There’s a Wilda—a line of PEC-made canned drinks—for all kinds of sippers. Big into beer? The brand has a dry-hopped honey brew ringing in at just 4 per cent ABV. In the market for a locally made White Claw? Wilda offers a cucumber-and-lime spritzer or a cherry-spiked soda, both made with honey and fresh-pressed juice, and only 2.5 per cent ABV. And cocktail lovers will enjoy their boozy peach tea spritzer or Moscow Mule. Bonus: the spritzers are produced using local pollinator plants (save the bees!).
What happens when a distillery and a winery get together? A really nice hard seltzer, that’s what. The whiz kids at Willibald took a cherry mead from Rosewood, used it as a base for a hard seltzer, spiked it with lemon and yuzu and popped it in a can, making a seltzer that’s 5.1 per cent ABV but low in sugar. Also on Willibald’s canned roster: a hibiscus-limeade gin cocktail and a tropical G&T.
Just a few doors down from Civil Liberties is Civil Pours, a new project that trades shaken and stirred drinks in a sultry lit room for draught-poured cocktails on a sunny patio. While they may come out of a tap, each drink is hyper-precise and also comes bottled for any to-go needs. All of the cocktails are excellent, but the jalapeño margarita perfectly captures the pepper’s vegetal notes and spice.
Gin and tonics aren’t particularly tough to make, but who wants to haul a bottle of gin, a cooler of ice and cans of tonic to the park? Enter pre-mixed G&Ts from this east-end distillery. Also available: a single-serve blood orange negroni in a tiny bottle.

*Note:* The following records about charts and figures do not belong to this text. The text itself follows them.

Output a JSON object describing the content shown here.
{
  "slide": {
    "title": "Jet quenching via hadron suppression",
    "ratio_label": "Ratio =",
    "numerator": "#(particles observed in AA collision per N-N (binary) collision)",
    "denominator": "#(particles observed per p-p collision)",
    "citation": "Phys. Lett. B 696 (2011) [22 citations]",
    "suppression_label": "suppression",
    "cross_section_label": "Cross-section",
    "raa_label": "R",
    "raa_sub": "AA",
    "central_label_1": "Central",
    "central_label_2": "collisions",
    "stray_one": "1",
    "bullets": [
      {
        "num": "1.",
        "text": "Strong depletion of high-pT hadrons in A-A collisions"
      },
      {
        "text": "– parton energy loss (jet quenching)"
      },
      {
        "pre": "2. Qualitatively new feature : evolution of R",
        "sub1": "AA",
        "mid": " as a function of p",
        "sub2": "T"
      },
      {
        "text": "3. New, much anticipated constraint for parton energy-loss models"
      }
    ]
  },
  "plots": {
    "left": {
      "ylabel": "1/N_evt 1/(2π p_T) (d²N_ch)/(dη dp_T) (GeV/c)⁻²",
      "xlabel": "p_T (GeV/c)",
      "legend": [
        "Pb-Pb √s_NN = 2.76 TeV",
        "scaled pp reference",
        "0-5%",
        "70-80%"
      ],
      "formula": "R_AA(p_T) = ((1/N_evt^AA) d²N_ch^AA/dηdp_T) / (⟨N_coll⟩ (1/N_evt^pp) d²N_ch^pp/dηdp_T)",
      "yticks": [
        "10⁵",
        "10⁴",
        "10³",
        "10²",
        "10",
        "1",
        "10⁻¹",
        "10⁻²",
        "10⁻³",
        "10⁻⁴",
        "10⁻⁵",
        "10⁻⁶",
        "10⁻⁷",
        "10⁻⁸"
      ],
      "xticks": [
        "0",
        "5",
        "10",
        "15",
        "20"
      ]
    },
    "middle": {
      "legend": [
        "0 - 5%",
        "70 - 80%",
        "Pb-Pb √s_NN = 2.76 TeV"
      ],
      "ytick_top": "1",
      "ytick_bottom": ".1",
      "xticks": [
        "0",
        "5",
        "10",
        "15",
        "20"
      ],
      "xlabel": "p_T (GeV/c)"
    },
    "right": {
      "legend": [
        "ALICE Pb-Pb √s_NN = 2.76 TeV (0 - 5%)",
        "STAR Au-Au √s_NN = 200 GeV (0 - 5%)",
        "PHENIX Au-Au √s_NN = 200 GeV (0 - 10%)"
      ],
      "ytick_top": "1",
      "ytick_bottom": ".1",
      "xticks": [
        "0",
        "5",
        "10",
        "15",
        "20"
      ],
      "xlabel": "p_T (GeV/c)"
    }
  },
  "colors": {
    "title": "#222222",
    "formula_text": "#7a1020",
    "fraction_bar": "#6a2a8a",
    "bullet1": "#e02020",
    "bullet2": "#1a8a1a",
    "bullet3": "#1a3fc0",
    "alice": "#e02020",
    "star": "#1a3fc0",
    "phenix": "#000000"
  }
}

Sure, a crisp glass of rosé on a patio or in a park feels perfect. But wine can creep up in proof so, after a can or two, sometimes a nap is in order. Avling’s wine-ish sour is the easy medium. The pastel-hued sip spends time on cabernet sauvignon skins, giving the tart, floral beer its colour and a tannic backbone while remaining quenching, refreshing and crisp.
For when you want a drink that’s almost not a drink, there’s Burdock’s new grape seltzer. It’s made from third-use whole clusters of cabernet franc grapes that have been previously macerated with barrel-aged beer and bubbled with carbonated water for a super-easy-sipping seltzer. Think of it like amped-up La Croix: vibrant red, slightly grapey and highly thirst-quenching. And at a humble 1.2 per cent ABV, you can crack open cans all day long.
Tangerine and mint. Blackberry and elderflower. Black cherry and cranberry. Dillon’s canned cocktails (available in tall cans!) are primed for perfect-weather park hangs. Each incorporates the brand’s Niagara-made gin, natural flavouring and a heap of soda.
In the southern states, sliding a glass of Ranch Water across the bar in the summertime is somewhat of a tradition. And in this Texas-ish Toronto heat, the simple combination of tequila, lime and soda is an excellent remedy to the humidity. Georgian Bay Spirits Co. recently released their own answer to the drink: Wyatt Rose, a line of lime-spiked tequila sparklers in canned format. Think Yellowstone by way of cottage country.